Auch die Bundestagsabgeordnete Valerie Wilms (Grüne) ist genervt, weil die Bundesregierung so lange gemauert hat und mögliche Standorte jetzt auf diese Art ans Licht kamen. "Das ist nicht der richtige Umgang mit den Bürgern", sagte sie und: "Mit diesem Vorgehen bekommt man keine Akzeptanz für eine umstrittene Technologie. Nur völlige Transparenz und offene Informationen können helfen" Sie befürchtet "einen künftigen Großkonflikt". Wilms: "Die Menschen in unserem Land reagieren hochsensibel auf die Änderungen der Umwelt in ihrer Nähe. Wer das missachtet, wird ganz massive Proteste erleben." Und im übrigen sei an der Tatsache, dass die meisten Standorte im Norden liegen, zu erkennen, "dass die Regierung offenbar von RWE und E.on geführt wird."
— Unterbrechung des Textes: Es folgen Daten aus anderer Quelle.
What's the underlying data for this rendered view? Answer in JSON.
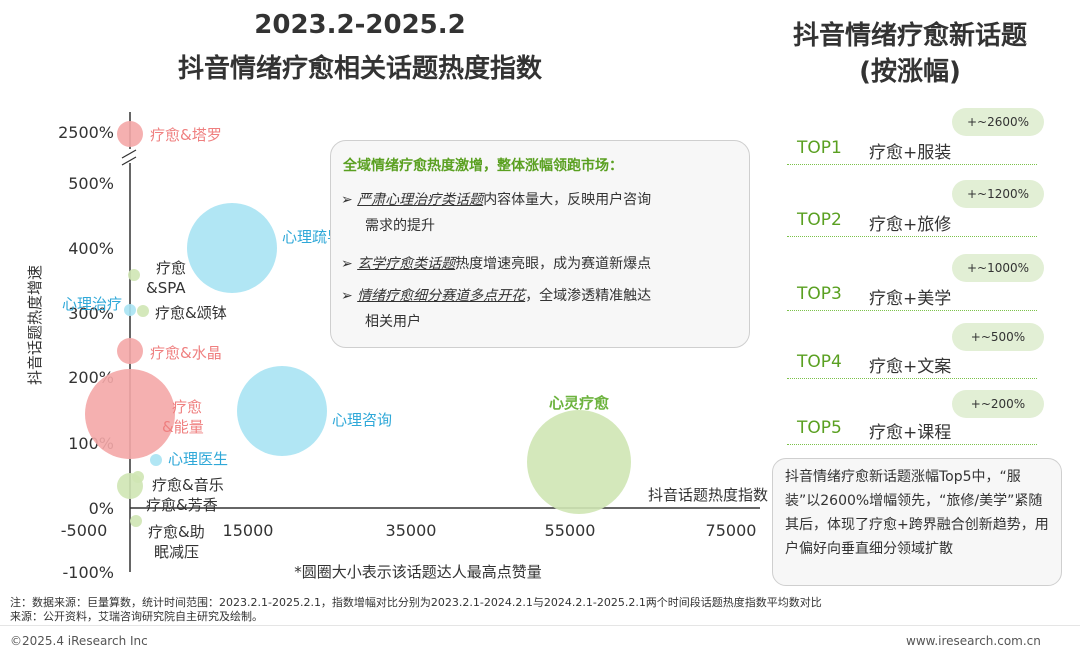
{
  "title": {
    "line1": "2023.2-2025.2",
    "line2": "抖音情绪疗愈相关话题热度指数"
  },
  "chart_data": {
    "type": "scatter",
    "xlabel": "抖音话题热度指数",
    "ylabel": "抖音话题热度增速",
    "size_note": "*圆圈大小表示该话题达人最高点赞量",
    "x_ticks": [
      "-5000",
      "15000",
      "35000",
      "55000",
      "75000"
    ],
    "y_ticks": [
      "2500%",
      "500%",
      "400%",
      "300%",
      "200%",
      "100%",
      "0%",
      "-100%"
    ],
    "xlim": [
      -5000,
      75000
    ],
    "ylim": [
      -100,
      500
    ],
    "axis_break": "500%-2500%",
    "colors": {
      "pink": "#f4a7a7",
      "blue": "#a9e3f3",
      "green": "#cfe6b4"
    },
    "points": [
      {
        "label": "疗愈&塔罗",
        "x": 0,
        "y": 2500,
        "size": "small",
        "color": "pink"
      },
      {
        "label": "心理疏导",
        "x": 10000,
        "y": 400,
        "size": "large",
        "color": "blue"
      },
      {
        "label": "疗愈&SPA",
        "x": 0,
        "y": 330,
        "size": "tiny",
        "color": "green"
      },
      {
        "label": "心理治疗",
        "x": 0,
        "y": 300,
        "size": "tiny",
        "color": "blue"
      },
      {
        "label": "疗愈&颂钵",
        "x": 1500,
        "y": 300,
        "size": "tiny",
        "color": "green"
      },
      {
        "label": "疗愈&水晶",
        "x": 0,
        "y": 240,
        "size": "small",
        "color": "pink"
      },
      {
        "label": "疗愈&能量",
        "x": 0,
        "y": 145,
        "size": "large",
        "color": "pink"
      },
      {
        "label": "心理咨询",
        "x": 14000,
        "y": 150,
        "size": "large",
        "color": "blue"
      },
      {
        "label": "心理医生",
        "x": 2500,
        "y": 75,
        "size": "tiny",
        "color": "blue"
      },
      {
        "label": "心灵疗愈",
        "x": 53000,
        "y": 70,
        "size": "xlarge",
        "color": "green"
      },
      {
        "label": "疗愈&音乐",
        "x": 1000,
        "y": 45,
        "size": "tiny",
        "color": "green"
      },
      {
        "label": "疗愈&芳香",
        "x": 0,
        "y": 35,
        "size": "small",
        "color": "green"
      },
      {
        "label": "疗愈&助眠减压",
        "x": 500,
        "y": -20,
        "size": "tiny",
        "color": "green"
      }
    ]
  },
  "callout": {
    "heading": "全域情绪疗愈热度激增，整体涨幅领跑市场：",
    "bullet_symbol": "➢",
    "bullets": [
      {
        "em": "严肃心理治疗类话题",
        "text": "内容体量大，反映用户咨询",
        "cont": "需求的提升"
      },
      {
        "em": "玄学疗愈类话题",
        "text": "热度增速亮眼，成为赛道新爆点",
        "cont": ""
      },
      {
        "em": "情绪疗愈细分赛道多点开花",
        "text": "，全域渗透精准触达",
        "cont": "相关用户"
      }
    ]
  },
  "right_panel": {
    "title_line1": "抖音情绪疗愈新话题",
    "title_line2": "(按涨幅)",
    "ranks": [
      {
        "top": "TOP1",
        "topic": "疗愈+服装",
        "growth": "+~2600%"
      },
      {
        "top": "TOP2",
        "topic": "疗愈+旅修",
        "growth": "+~1200%"
      },
      {
        "top": "TOP3",
        "topic": "疗愈+美学",
        "growth": "+~1000%"
      },
      {
        "top": "TOP4",
        "topic": "疗愈+文案",
        "growth": "+~500%"
      },
      {
        "top": "TOP5",
        "topic": "疗愈+课程",
        "growth": "+~200%"
      }
    ],
    "summary": "抖音情绪疗愈新话题涨幅Top5中，“服装”以2600%增幅领先，“旅修/美学”紧随其后，体现了疗愈+跨界融合创新趋势，用户偏好向垂直细分领域扩散"
  },
  "footer": {
    "note1": "注：数据来源：巨量算数，统计时间范围：2023.2.1-2025.2.1，指数增幅对比分别为2023.2.1-2024.2.1与2024.2.1-2025.2.1两个时间段话题热度指数平均数对比",
    "note2": "来源：公开资料，艾瑞咨询研究院自主研究及绘制。",
    "copyright": "©2025.4 iResearch Inc",
    "website": "www.iresearch.com.cn"
  }
}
Die Bundestagsabgeordnete und Diplomingenieurin hält es für "klar, dass die CCS-Technologie in Deutschland zur Reduzierung der Emissionen aus der Stromerzeugung keinen nennenswerten Beitrag leistet." Valerie Wilms zieht Parallelen zur Vorgehensweise der Energiekonzerne beim Umgang mit der Atomkraft: "Die setzen sich in Bewegung, ohne vorher die Bremse auszuprobieren." Auch die SPD-Abgeordneten Siegrid Tenor-Alschausky, Bernd Schröder und Ernst Dieter Rossmann wollen dazu beitragen, dass das Projekt in keinem Ort in Schleswig-Holstein mehrheitsfähig ist.